Why Hewlett-Packard's new CEO and a commitment to reinventing itself is paying huge dividends.

It didn't take long for Wall Street and Hewlett-Packard Co. analysts to warm up to CEO Carly Fiorina. And why not? HP's commitment to reinventing itself is already paying huge dividends.

It wasn't too long ago that HP (NYSE: HWP) shares were tanking. The fact that the stock slide roughly coincided with Fiorina's appointment as CEO appears to be more coincidence than any evil chauvinistic conspiracy.

Let's take a look at what's happened to HP shares since she took the reins in late September:

HP shares were trading above $110 a share in early September, but the stock started to show weakness when analysts heard whispers that its fourth-quarter earnings and sales would fall short of estimates.

In early October Fiorina said HP had "a decent shot" at meeting the original First Call Corp. consensus estimate of 98 cents a share in the fourth quarter. She added, however, that it expected total sales growth to be at the low end of the 10 percent to 13 percent range projected by analysts.

Cost cutting and upsides no help
Unfortunately for Fiorina and HP shareholders, HP was unable to make up for the North American sales shortfall through cost cutting and upsides in other business areas. It was also tagged by an earthquake in Taiwan that disrupted PC production for several weeks.

Meanwhile, HP shares tumbled as several analysts cut the stock and lowered their earnings estimates.

Steadily, HP shares started their descent, falling to below $65 a share in late October even though it managed to beat lowered analysts' estimates. In the fourth quarter it earned $760 million, or 75 cents a share, on sales of $11.4 billion.

Analysts had lowered their estimate to 73 cents a share after the profit warning.

Fiorina jinxed?
Fiorina must have felted jinxed. With apologies to Meg Whitman at eBay (Nasdaq: EBAY) and Carol Bartz at Autodesk Inc. (Nasdaq: ADSK), Fiorina is the top female executive in the technology industry, if not the world.

But after the dog days of October, a funny thing happened on the way into the new millennium.

HP shares started to pick up momentum on reports that sales of its low- and high-end servers were on the upswing.

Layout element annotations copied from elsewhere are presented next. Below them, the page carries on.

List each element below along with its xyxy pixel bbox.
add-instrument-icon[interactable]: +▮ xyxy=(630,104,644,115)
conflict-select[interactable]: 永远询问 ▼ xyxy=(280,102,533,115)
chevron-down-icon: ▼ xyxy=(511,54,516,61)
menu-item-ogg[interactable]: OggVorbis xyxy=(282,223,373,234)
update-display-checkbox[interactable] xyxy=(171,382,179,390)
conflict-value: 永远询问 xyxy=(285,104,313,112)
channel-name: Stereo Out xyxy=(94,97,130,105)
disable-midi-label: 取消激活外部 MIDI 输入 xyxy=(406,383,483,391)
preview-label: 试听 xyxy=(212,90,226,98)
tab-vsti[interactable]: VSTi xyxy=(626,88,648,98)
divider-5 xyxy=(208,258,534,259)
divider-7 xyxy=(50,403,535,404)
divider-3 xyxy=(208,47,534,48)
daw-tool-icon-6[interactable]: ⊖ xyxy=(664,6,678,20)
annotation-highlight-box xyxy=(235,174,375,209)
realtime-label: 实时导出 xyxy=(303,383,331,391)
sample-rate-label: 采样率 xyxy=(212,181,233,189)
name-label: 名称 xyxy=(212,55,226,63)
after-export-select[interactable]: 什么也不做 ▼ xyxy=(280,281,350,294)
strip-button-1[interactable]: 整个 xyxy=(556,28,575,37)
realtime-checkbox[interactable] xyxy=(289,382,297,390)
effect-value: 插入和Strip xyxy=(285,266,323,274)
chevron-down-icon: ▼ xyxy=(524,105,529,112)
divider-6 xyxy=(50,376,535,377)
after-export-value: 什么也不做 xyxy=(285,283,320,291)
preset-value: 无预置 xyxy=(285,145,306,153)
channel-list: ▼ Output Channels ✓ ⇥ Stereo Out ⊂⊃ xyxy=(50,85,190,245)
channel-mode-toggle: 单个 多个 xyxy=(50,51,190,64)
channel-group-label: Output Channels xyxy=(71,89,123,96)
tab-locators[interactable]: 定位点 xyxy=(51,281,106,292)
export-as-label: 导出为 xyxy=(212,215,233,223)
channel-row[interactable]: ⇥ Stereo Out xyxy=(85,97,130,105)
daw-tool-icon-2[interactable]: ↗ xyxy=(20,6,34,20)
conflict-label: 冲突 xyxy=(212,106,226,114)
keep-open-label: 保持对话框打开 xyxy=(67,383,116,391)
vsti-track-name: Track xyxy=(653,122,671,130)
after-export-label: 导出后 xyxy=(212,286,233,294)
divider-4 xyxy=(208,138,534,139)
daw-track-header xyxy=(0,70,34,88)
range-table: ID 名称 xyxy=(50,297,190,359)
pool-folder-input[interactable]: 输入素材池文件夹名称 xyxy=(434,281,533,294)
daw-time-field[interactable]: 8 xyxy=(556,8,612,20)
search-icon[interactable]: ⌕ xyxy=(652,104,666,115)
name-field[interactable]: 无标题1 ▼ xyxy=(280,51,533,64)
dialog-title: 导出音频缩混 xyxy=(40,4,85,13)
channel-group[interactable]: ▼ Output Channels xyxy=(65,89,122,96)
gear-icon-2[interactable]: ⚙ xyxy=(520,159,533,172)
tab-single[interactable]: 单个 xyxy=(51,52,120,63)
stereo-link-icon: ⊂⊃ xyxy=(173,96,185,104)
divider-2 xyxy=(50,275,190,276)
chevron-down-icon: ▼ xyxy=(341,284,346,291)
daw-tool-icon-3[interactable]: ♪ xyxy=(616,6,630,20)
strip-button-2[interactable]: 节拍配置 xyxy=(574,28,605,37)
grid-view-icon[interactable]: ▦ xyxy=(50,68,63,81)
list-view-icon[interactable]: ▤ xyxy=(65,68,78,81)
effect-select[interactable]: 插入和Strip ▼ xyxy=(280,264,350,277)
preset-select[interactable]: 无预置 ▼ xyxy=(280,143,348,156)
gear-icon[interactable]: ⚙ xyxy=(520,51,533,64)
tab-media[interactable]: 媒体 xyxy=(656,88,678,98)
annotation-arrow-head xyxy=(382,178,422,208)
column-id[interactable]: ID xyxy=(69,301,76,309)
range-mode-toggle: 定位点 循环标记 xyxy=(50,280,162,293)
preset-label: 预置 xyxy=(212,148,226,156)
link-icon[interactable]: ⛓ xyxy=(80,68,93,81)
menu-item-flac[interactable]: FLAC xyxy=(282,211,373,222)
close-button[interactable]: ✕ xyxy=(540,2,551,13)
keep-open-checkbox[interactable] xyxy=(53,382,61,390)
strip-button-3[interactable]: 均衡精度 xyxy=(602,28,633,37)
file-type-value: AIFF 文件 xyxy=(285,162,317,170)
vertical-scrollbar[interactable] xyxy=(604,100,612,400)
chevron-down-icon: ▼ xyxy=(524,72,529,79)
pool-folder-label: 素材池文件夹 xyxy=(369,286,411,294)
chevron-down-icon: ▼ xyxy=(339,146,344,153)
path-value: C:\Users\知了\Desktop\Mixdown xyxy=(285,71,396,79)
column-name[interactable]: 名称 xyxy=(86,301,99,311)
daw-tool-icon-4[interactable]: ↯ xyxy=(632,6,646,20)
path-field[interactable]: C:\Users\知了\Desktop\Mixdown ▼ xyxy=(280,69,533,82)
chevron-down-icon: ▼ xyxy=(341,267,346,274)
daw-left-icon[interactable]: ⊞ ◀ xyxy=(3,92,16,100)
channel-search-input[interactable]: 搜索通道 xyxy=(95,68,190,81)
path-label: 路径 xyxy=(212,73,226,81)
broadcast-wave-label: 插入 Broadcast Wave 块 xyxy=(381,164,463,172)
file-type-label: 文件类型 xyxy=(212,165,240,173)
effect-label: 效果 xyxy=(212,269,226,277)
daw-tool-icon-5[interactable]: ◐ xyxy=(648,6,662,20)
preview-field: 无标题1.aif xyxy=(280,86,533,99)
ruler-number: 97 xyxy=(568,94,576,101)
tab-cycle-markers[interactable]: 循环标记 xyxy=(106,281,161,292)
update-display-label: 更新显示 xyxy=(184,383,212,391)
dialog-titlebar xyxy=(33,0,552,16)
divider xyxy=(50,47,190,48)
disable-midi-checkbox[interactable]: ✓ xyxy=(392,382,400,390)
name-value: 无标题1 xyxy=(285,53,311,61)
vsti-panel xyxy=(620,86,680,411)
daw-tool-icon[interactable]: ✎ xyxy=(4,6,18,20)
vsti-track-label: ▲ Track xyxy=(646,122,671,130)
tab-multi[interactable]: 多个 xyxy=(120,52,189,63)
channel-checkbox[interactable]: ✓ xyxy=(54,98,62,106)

While the PC business was still struggling, early indicators pointed to a better-than-expected first-quarter profit.

From November to early February HP shares went on a remarkable run-up, surging 93 percent to a 52-week high of 132 ahead of its first-quarter earnings report.

HP delivered better-than-expected sales and earnings in its first quarter this week, raking in $794 million, or 80 cents a share, on sales of $11.67 billion.

First Call's consensus expected it to earn 77 cents a share in the quarter.

"We delivered excellent results overall, particularly in terms of revenue growth," Fiorina said in a statement. "This progress reaffirms the strategic choices we're making, and we're pleased with the market reaction to our accelerating pace"

Boost from earnings report
Predictably, analysts offered positive comments about the stock following the stellar earnings report.

CS First Boston analyst Michael Kwantinetz raised his 2000 estimate to $3.40 a share from $3.35 and reiterated his "buy" recommendation.

Lehman Brothers analyst George Elling raised his price target to $160 a share from $130 a share and Deutsche Banc Alex Brown analyst Phil Rueppel upgraded the stock to a "strong buy" and set a 12-month price target of $160 a share.

Rueppel said that while the competitive landscape continues to be challenging for HP, he sees a "definite turning point" in the company's attitude and execution level.

Fiorina and her management team deserve a lot of credit for that attitude change, as well as the sharp recovery in the stock price.

Now that we've seen how Fiorina dealt with perhaps the most inauspicious CEO debut in recent memory, it will be interesting to see how she handles a little bit of success.